Kamis 26 Jul 2018 06:00 WIB

Pertimbangan Prabowo Memilih Cawapres

PKS berharap parpol pengusung di luar Jokowi untuk segera duduk bersama.

Ketua Umum Partai Demokrat Susilo Bambang Yudhoyono berjalan bersama dengan Ketua Umum Partai Gerindra Prabowo Subianto sebelum melakukan pertemuan di Mega Kuningan, Jakarta, Senin (24/7).
Foto: Republika/Prayogi
Ketua Umum Partai Demokrat Susilo Bambang Yudhoyono berjalan bersama dengan Ketua Umum Partai Gerindra Prabowo Subianto sebelum melakukan pertemuan di Mega Kuningan, Jakarta, Senin (24/7).

REPUBLIKA.CO.ID  Oleh: Fauziah Mursid

Dinamika koalisi penentuan capres-cawapres makin menarik. Baru satu nama capres yang muncul sejauh ini, yakni Joko Widodo. Dari kubu sebelah, masih belum ada deklarasi dari Prabowo. Saling intip menjadi poin penting di sini.
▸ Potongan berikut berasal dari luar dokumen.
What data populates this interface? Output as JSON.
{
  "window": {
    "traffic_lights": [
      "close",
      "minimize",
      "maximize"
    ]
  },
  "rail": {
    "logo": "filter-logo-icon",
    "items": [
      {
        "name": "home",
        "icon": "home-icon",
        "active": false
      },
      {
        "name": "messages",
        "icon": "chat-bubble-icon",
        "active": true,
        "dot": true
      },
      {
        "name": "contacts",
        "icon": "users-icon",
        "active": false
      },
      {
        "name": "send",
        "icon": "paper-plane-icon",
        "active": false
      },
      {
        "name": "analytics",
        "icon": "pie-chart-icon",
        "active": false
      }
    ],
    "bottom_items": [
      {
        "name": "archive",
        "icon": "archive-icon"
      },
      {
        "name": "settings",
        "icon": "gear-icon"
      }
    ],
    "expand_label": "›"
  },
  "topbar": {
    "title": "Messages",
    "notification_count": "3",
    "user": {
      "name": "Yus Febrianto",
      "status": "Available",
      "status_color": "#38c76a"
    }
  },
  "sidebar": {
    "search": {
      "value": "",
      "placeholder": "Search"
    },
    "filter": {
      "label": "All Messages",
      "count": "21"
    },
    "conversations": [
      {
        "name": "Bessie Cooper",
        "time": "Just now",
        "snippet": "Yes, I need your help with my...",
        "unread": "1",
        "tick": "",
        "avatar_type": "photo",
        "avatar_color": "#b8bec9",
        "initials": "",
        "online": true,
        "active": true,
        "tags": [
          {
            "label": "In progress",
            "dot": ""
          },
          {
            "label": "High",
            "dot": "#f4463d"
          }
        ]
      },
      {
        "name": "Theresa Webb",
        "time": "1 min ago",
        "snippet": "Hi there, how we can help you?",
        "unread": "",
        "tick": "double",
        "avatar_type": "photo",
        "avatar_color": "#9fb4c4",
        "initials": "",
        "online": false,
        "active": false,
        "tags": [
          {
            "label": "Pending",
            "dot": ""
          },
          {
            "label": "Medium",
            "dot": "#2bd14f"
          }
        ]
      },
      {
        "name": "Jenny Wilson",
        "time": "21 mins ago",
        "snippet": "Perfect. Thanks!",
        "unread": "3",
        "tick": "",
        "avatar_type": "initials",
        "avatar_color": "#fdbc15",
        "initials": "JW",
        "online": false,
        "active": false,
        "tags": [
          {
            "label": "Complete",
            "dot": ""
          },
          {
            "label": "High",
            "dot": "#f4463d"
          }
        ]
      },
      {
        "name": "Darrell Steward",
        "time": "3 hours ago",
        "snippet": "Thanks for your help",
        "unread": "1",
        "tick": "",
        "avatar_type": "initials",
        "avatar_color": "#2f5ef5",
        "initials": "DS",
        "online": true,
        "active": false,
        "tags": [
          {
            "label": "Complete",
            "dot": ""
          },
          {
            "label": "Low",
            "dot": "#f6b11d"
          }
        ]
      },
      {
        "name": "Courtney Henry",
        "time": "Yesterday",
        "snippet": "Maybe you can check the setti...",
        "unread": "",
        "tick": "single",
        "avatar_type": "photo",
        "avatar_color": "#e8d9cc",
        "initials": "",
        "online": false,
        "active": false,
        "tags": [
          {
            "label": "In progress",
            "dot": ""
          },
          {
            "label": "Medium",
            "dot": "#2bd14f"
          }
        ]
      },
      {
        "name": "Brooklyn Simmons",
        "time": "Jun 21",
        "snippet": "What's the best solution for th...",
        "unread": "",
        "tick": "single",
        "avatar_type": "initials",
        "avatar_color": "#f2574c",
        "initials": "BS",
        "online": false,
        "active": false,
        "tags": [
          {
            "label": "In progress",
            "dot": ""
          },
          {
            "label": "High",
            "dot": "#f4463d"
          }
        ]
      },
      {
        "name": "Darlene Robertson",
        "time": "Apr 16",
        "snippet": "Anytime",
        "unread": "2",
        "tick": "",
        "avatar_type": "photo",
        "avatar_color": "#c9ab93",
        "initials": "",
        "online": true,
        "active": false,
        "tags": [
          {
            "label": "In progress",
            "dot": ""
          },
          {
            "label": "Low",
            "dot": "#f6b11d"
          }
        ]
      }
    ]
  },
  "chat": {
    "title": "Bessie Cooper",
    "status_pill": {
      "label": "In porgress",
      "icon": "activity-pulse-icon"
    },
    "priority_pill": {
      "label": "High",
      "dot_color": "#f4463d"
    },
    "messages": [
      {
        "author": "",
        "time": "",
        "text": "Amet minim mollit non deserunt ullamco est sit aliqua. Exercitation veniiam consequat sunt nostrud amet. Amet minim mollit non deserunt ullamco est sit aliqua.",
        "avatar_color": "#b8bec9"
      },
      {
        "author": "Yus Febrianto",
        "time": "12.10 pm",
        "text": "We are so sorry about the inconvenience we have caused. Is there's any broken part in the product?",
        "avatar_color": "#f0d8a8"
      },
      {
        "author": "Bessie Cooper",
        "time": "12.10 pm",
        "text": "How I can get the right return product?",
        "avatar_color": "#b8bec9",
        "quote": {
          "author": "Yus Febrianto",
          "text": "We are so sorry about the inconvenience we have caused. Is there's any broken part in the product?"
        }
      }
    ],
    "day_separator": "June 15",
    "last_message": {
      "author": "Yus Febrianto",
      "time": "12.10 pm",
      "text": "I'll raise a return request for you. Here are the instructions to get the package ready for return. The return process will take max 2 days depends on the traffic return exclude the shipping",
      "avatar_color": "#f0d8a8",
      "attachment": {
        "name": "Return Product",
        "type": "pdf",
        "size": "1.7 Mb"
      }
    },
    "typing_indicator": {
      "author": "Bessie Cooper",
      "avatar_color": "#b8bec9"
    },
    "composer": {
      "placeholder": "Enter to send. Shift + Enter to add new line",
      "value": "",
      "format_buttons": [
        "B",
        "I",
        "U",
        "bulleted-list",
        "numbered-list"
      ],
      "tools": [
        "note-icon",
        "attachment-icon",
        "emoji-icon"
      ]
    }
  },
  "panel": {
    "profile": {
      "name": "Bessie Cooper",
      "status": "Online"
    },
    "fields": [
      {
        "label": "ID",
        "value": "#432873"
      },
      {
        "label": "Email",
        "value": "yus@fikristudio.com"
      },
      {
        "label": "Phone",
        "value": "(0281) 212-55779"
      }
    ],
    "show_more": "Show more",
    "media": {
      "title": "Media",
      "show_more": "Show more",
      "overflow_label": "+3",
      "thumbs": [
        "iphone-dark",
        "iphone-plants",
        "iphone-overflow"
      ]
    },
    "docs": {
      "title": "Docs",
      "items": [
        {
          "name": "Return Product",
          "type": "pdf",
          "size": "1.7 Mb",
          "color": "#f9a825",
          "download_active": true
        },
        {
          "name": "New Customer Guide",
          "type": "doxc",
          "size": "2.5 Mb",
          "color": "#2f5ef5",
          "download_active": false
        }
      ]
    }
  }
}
Ketua DPP PKS Mardani Ali Sera berharap poros partai politik di luar pendukung bakal calon presiden Joko Widodo (Jokowo) segera duduk bersama. Tujuannya untuk membahas koalisi secara matang, termasuk penentuan bacapres dan bakal cawapres untuk pemilihan presiden mendatang.

"Satu dua hari ke depan kami berharap Gerindra, PKS, Demokrat, PBB, Berkarya, itu karena sudah komunikasi ya kami buka ya. Artinya, semua boleh masuk dengan posisi yang sama dan nanti kita akan bisa bahas bersama-sama," ujar Mardani di Kompleks Parlemen, Senayan, Jakarta, Rabu (25/7).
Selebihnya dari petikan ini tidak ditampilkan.